Я спрашиваю всех своих собеседников, что литература может сделать лучше кино.
Я считаю, что это может подсказать, что такое внутренняя жизнь.
А что может кино сделать лучше литературы?
Покажите нам, как выглядит жизнь. В буквальном смысле.
Должны ли экранизации быть верными книгам или они могут свободно изменять им?
Я часто рецензирую экранизации, и мой обычный ответ — серьёзно задуматься о том, что мы имеем в виду, когда говорим «верность оригиналу». Я видел экранизации литературной классики, в которых каждая деталь была абсолютно точной, начиная с причёсок и костюмов, но в которых полностью отсутствовала интимность и правда того мира и времени. Поэтому я считаю, что нам нужно искать интимность первоисточника и пытаться уловить его душу. О чём говорит нам «Илиада»? Фильм «Троя», безусловно, не передаёт окончательного смысла того, что увековечил Гомер. В «Александре» Оливер Стоун скрупулезно воссоздал битвы, но ему не удалось передать, почему Александр Македонский представлял собой образ целой цивилизации. Энтони Мингелла говорил, что много раз перечитывал «Английского пациента», а затем выбрасывал книгу, прежде чем приступить к написанию сценария. Что бы ни думали об этой экранизации, я считаю, что это правильный подход: впитать суть произведения, а затем интерпретировать её.

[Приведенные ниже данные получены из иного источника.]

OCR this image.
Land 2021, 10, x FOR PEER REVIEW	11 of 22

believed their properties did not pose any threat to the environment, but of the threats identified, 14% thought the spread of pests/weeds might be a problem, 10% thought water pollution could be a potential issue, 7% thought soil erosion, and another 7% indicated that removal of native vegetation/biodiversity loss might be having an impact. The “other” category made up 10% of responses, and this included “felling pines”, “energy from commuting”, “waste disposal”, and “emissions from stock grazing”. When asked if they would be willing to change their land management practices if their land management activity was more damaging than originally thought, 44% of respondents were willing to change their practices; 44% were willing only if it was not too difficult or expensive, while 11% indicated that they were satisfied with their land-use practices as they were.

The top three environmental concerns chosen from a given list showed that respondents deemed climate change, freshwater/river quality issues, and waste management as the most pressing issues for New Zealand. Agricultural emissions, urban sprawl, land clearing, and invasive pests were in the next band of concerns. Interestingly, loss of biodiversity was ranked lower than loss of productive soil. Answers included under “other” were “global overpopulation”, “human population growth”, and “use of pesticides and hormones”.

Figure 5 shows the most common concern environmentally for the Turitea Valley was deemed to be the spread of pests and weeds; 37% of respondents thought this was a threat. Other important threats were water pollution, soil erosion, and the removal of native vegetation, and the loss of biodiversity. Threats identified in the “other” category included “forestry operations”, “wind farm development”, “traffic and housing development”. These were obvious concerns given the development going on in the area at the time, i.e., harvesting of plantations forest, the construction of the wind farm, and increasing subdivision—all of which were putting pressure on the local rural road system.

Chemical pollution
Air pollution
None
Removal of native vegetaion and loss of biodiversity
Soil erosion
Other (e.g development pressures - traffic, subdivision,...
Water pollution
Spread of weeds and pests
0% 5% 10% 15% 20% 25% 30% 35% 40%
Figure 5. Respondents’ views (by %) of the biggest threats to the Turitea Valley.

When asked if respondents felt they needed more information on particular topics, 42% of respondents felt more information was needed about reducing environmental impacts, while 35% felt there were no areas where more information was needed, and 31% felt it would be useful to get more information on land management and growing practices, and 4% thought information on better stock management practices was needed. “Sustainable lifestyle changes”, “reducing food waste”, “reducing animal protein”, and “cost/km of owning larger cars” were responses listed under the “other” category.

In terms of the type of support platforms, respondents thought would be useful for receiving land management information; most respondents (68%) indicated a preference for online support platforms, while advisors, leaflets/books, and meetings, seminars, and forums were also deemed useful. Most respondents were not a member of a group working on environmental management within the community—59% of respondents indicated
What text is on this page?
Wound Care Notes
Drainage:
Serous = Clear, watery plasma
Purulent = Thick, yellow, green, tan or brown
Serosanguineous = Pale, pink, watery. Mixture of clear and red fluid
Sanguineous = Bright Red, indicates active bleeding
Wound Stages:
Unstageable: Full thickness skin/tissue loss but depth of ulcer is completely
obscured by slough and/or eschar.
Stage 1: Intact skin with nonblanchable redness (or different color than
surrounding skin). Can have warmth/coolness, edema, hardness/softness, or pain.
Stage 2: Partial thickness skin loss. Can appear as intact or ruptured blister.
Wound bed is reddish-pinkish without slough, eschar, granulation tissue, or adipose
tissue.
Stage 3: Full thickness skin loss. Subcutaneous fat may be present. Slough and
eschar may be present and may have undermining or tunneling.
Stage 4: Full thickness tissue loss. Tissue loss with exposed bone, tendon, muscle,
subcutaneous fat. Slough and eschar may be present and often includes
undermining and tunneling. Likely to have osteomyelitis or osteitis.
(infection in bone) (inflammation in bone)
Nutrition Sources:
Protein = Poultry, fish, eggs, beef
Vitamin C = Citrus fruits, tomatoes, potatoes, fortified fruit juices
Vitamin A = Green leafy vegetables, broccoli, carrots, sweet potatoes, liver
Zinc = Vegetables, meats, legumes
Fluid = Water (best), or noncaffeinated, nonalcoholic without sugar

Согласны ли вы с Энни Пру, когда она говорит, что фильмы должны иметь свою собственную жизнь, даже если это экранизации?
Конечно, достаточно вспомнить несколько классических фильмов. Несколько дней назад я рассказывал своим студентам о «Ребекке», в которой много совершенно разных жизней, отличных от книги Дафны Дюморье, по которой снят фильм Альфреда Хичкока: я считаю это абсолютно позитивным моментом. Сейчас идёт экранизация моей книги «Одиссея», и я сказал сценаристу, чтобы он делал всё, что хочет: фильм должен быть совершенно другим.
Как вы думаете, Twitter/X изменил язык писателей?
Не знаю, но это определенно изменило способ взаимодействия читателей и писателей.
Использовали ли вы когда-нибудь искусственный интеллект в своих исследованиях или написании текстов? Какие возможности и риски он несёт?
Я не ем упакованную еду.
В последнее время, похоже, фейковые новости, или альтернативная правда, как их называет нынешняя администрация, набирают такую же популярность, как и реальность. Разве это не тревожно? И есть ли способ бороться с этой болезнью?
Боюсь, что нет. Но, по крайней мере, это момент для нас урока: нам всем стоит прочитать Платона, которого глубоко волновало различие между реальностью и убедительными симулякрами и его потенциальное влияние на политику. Это не значит, что предлагаемое решение проблемы было привлекательным, но Платон блестяще размышлял о сути проблемы.
Еще одна тема, которую я обсуждаю с авторами, у которых беру интервью, — это взаимоотношения искусства и власти: считаете ли вы, что культура и искусство всегда должны находиться в оппозиции?
Я не верю, что культура и искусство «должны» быть чем-то иным, кроме того, что чувствует художник.
Есть ли писатель или художник, которым вы восхищаетесь среди тех, кто поставил себя на службу власти?
Вергилию было поручено написать «Энеиду» как очевидный элемент националистической культурной программы Августа; тем не менее, это произведение, написанное по заказу, — одно из величайших, дошедших до нас от античности. В нём Вергилий подвергает сомнению империализм и издержки империи. Следует быть очень осторожным с заказами!
Есть ли писатель или художник, которым вы восхищаетесь, хотя и презираете его идеи?
Начиная с Вагнера, Селина и Во, список художников, которыми я восхищаюсь, несмотря на то, что они были ужасными людьми, невероятно длинный. Такова жизнь. Если бы кто-то вычеркнул работы морально или политически предосудительных деятелей — желание, к сожалению, растёт среди тех, кто считает себя лучше, — то читать было бы почти нечего, кроме Elle Décor.